Friday 10 July 2020

Dodging showers

Janet and I headed to the patch for some fresh air after work today. It was fresh n'all  - 13 degrees, it was sunny when we arrived and there were a few hovers around as we wandered up to the little hide but the sky was black all around us - rain was on the way.

An adult Water Rail was showing nicely on the muddy edge from the little hide, just too far away for photos but this Hare was in range as it scampered away. A big flock of dunlin and other waders swirled around in the distance towards the Budge screen that would need a closer look.

Brown Hare - legging it across the field
The sky darkened further as we headed back towards the road and eventually we had to make a dash for the shelter of the car as the heavens opened. From the car we could see one of the juvenile Common Cuckoos, that has been much coveted by the photographers lately, sat on the fence, before it dropped in closer onto a Ragwort plant where it gobbled up several Cinnabar moth caterpillars.

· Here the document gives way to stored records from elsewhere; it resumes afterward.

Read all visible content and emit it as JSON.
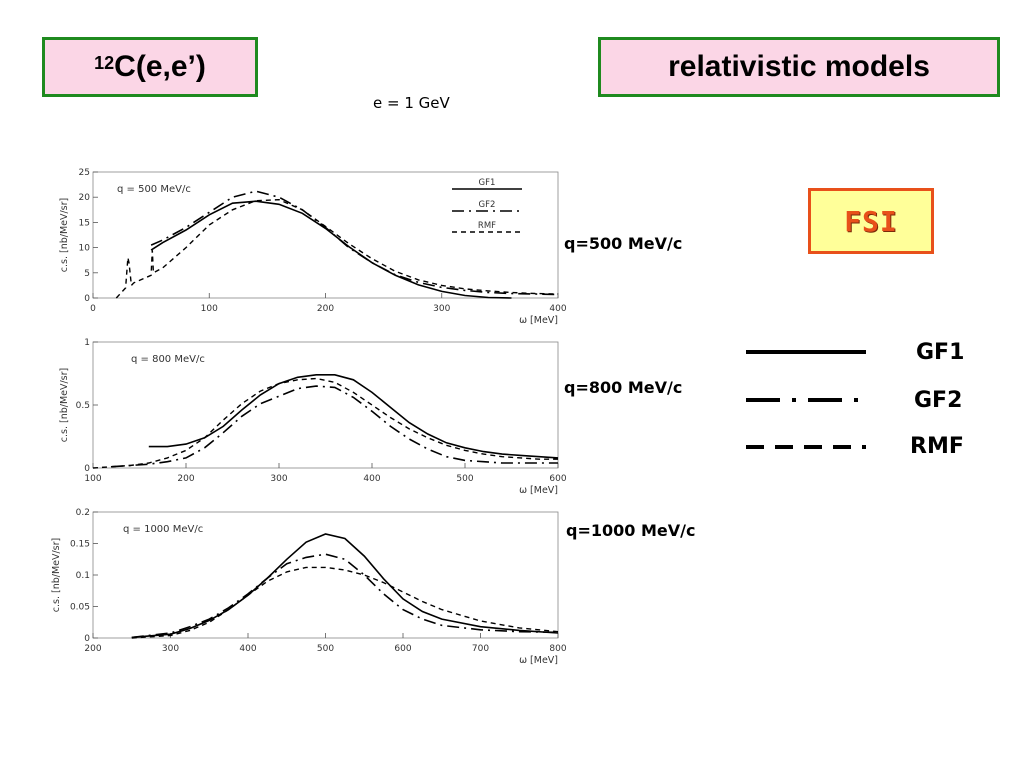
{
  "header": {
    "left_title_sup": "12",
    "left_title": "C(e,e’)",
    "right_title": "relativistic models",
    "energy": "e = 1 GeV"
  },
  "fsi_label": "FSI",
  "q_labels": [
    "q=500 MeV/c",
    "q=800 MeV/c",
    "q=1000 MeV/c"
  ],
  "side_legend": [
    {
      "name": "GF1",
      "style": "solid"
    },
    {
      "name": "GF2",
      "style": "dash-dot"
    },
    {
      "name": "RMF",
      "style": "dashed"
    }
  ],
  "colors": {
    "title_border": "#1f8a1f",
    "title_fill": "#fbd6e6",
    "fsi_border": "#e8501a",
    "fsi_fill": "#ffff99",
    "fsi_text": "#e8501a"
  },
  "chart_data": [
    {
      "type": "line",
      "annotation": "q = 500 MeV/c",
      "xlabel": "ω [MeV]",
      "ylabel": "c.s. [nb/MeV/sr]",
      "xlim": [
        0,
        400
      ],
      "ylim": [
        0,
        25
      ],
      "xticks": [
        0,
        100,
        200,
        300,
        400
      ],
      "yticks": [
        0,
        5,
        10,
        15,
        20,
        25
      ],
      "ytick_labels": [
        "0",
        "5",
        "10",
        "15",
        "20",
        "25"
      ],
      "legend": [
        "GF1",
        "GF2",
        "RMF"
      ],
      "series": [
        {
          "name": "GF1",
          "style": "solid",
          "x": [
            50,
            60,
            80,
            100,
            120,
            140,
            160,
            180,
            200,
            220,
            240,
            260,
            280,
            300,
            320,
            340,
            360
          ],
          "y": [
            9.5,
            11,
            13.5,
            16.5,
            18.8,
            19.2,
            18.6,
            16.8,
            13.8,
            10.2,
            7,
            4.5,
            2.6,
            1.3,
            0.5,
            0.1,
            0
          ]
        },
        {
          "name": "GF2",
          "style": "dash-dot",
          "x": [
            50,
            60,
            80,
            100,
            120,
            140,
            160,
            180,
            200,
            220,
            240,
            260,
            280,
            300,
            320,
            340,
            360,
            380,
            400
          ],
          "y": [
            10.5,
            11.5,
            14,
            17,
            20,
            21.2,
            20,
            17.5,
            14,
            10,
            7,
            4.6,
            3.1,
            2.1,
            1.5,
            1.1,
            0.9,
            0.8,
            0.7
          ]
        },
        {
          "name": "RMF",
          "style": "dashed",
          "x": [
            20,
            28,
            30,
            31,
            33,
            35,
            40,
            50,
            51,
            52,
            60,
            80,
            100,
            120,
            140,
            160,
            180,
            200,
            220,
            240,
            260,
            280,
            300,
            320,
            340,
            360,
            380,
            400
          ],
          "y": [
            0,
            2,
            8,
            7,
            2.5,
            3,
            3.5,
            4.5,
            9.5,
            5,
            6,
            10,
            14.5,
            17.5,
            19.3,
            19.5,
            17.5,
            14.2,
            10.8,
            7.8,
            5.3,
            3.6,
            2.5,
            1.8,
            1.4,
            1.1,
            0.9,
            0.8
          ]
        }
      ]
    },
    {
      "type": "line",
      "annotation": "q = 800 MeV/c",
      "xlabel": "ω [MeV]",
      "ylabel": "c.s. [nb/MeV/sr]",
      "xlim": [
        100,
        600
      ],
      "ylim": [
        0,
        1
      ],
      "xticks": [
        100,
        200,
        300,
        400,
        500,
        600
      ],
      "yticks": [
        0,
        0.5,
        1
      ],
      "ytick_labels": [
        "0",
        "0.5",
        "1"
      ],
      "series": [
        {
          "name": "GF1",
          "style": "solid",
          "x": [
            160,
            180,
            200,
            220,
            240,
            260,
            280,
            300,
            320,
            340,
            360,
            380,
            400,
            420,
            440,
            460,
            480,
            500,
            520,
            540,
            560,
            580,
            600
          ],
          "y": [
            0.17,
            0.17,
            0.19,
            0.24,
            0.33,
            0.46,
            0.58,
            0.67,
            0.72,
            0.74,
            0.74,
            0.7,
            0.6,
            0.48,
            0.36,
            0.27,
            0.2,
            0.16,
            0.13,
            0.11,
            0.1,
            0.09,
            0.08
          ]
        },
        {
          "name": "GF2",
          "style": "dash-dot",
          "x": [
            120,
            140,
            160,
            180,
            200,
            220,
            240,
            260,
            280,
            300,
            320,
            340,
            360,
            380,
            400,
            420,
            440,
            460,
            480,
            500,
            520,
            540,
            560,
            580,
            600
          ],
          "y": [
            0.01,
            0.02,
            0.03,
            0.05,
            0.08,
            0.16,
            0.28,
            0.41,
            0.51,
            0.57,
            0.63,
            0.65,
            0.64,
            0.56,
            0.45,
            0.33,
            0.23,
            0.15,
            0.09,
            0.06,
            0.05,
            0.04,
            0.04,
            0.04,
            0.04
          ]
        },
        {
          "name": "RMF",
          "style": "dashed",
          "x": [
            100,
            120,
            140,
            160,
            180,
            200,
            220,
            240,
            260,
            280,
            300,
            320,
            340,
            360,
            380,
            400,
            420,
            440,
            460,
            480,
            500,
            520,
            540,
            560,
            580,
            600
          ],
          "y": [
            0,
            0.01,
            0.02,
            0.04,
            0.08,
            0.14,
            0.24,
            0.38,
            0.51,
            0.61,
            0.67,
            0.7,
            0.71,
            0.68,
            0.6,
            0.5,
            0.4,
            0.31,
            0.24,
            0.18,
            0.14,
            0.11,
            0.09,
            0.08,
            0.07,
            0.07
          ]
        }
      ]
    },
    {
      "type": "line",
      "annotation": "q = 1000 MeV/c",
      "xlabel": "ω [MeV]",
      "ylabel": "c.s. [nb/MeV/sr]",
      "xlim": [
        200,
        800
      ],
      "ylim": [
        0,
        0.2
      ],
      "xticks": [
        200,
        300,
        400,
        500,
        600,
        700,
        800
      ],
      "yticks": [
        0,
        0.05,
        0.1,
        0.15,
        0.2
      ],
      "ytick_labels": [
        "0",
        "0.05",
        "0.1",
        "0.15",
        "0.2"
      ],
      "series": [
        {
          "name": "GF1",
          "style": "solid",
          "x": [
            250,
            300,
            325,
            350,
            375,
            400,
            425,
            450,
            475,
            500,
            525,
            550,
            575,
            600,
            625,
            650,
            700,
            750,
            800
          ],
          "y": [
            0.001,
            0.006,
            0.015,
            0.028,
            0.045,
            0.068,
            0.095,
            0.125,
            0.152,
            0.165,
            0.158,
            0.13,
            0.094,
            0.062,
            0.042,
            0.03,
            0.018,
            0.012,
            0.008
          ]
        },
        {
          "name": "GF2",
          "style": "dash-dot",
          "x": [
            250,
            300,
            325,
            350,
            375,
            400,
            425,
            450,
            475,
            500,
            525,
            550,
            575,
            600,
            625,
            650,
            700,
            750,
            800
          ],
          "y": [
            0.001,
            0.008,
            0.018,
            0.03,
            0.048,
            0.07,
            0.095,
            0.118,
            0.128,
            0.133,
            0.125,
            0.1,
            0.07,
            0.045,
            0.03,
            0.02,
            0.013,
            0.01,
            0.009
          ]
        },
        {
          "name": "RMF",
          "style": "dashed",
          "x": [
            250,
            300,
            325,
            350,
            375,
            400,
            425,
            450,
            475,
            500,
            525,
            550,
            575,
            600,
            625,
            650,
            700,
            750,
            800
          ],
          "y": [
            0,
            0.004,
            0.012,
            0.025,
            0.045,
            0.068,
            0.09,
            0.105,
            0.112,
            0.112,
            0.108,
            0.1,
            0.088,
            0.073,
            0.058,
            0.045,
            0.027,
            0.016,
            0.01
          ]
        }
      ]
    }
  ]
}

Juvenile Common Cuckoo taking Cinnabar moth caterpillars from Ragwort
The rain got heavier and the Cuckoo flew even closer to the road and our car and at one point was too close for my 400mm lens - 3.5m.

Here it is, un-cropped, on the edge of being in focus.

Once the rain eased we headed for the Budge screen to scrutinise the waders. There were five Ruff, four adult males and a juvenile bird and an amazing 45 Dunlin - all adults. One can only assume, as no juveniles are present,  that these are failed breeders heading south? There were 14 Black-tailed Godwits - at least eight of them were assignable to the icelandica race and the others were a good fit. A Little Ringed Plover and three Little Gulls were nice to see.

The Budge fields have been the best for breeding waders for as long as I can remember. Lapwing have done well, despite heavy losses to Corvids and Herons. There have been at least two successful broods of Redshank and Avocet is a new breeding species. The first brood of Avocets are nearly adult-size now and will fledge but the second brood is now only one very small chick. It looked incredibly cute tonight though, in the mud, with it's little up-turned bill. The adults seemed to be paying it little regard though - waders are crap parents.

I think a combination of a very wet winter which suppressed the marginal vegetation, followed by an incredibly dry spell (lockdown) along with the grazing by the six ponies has created the prefect sward height... maybe not for Snipe though which are pretty-much absent this spring.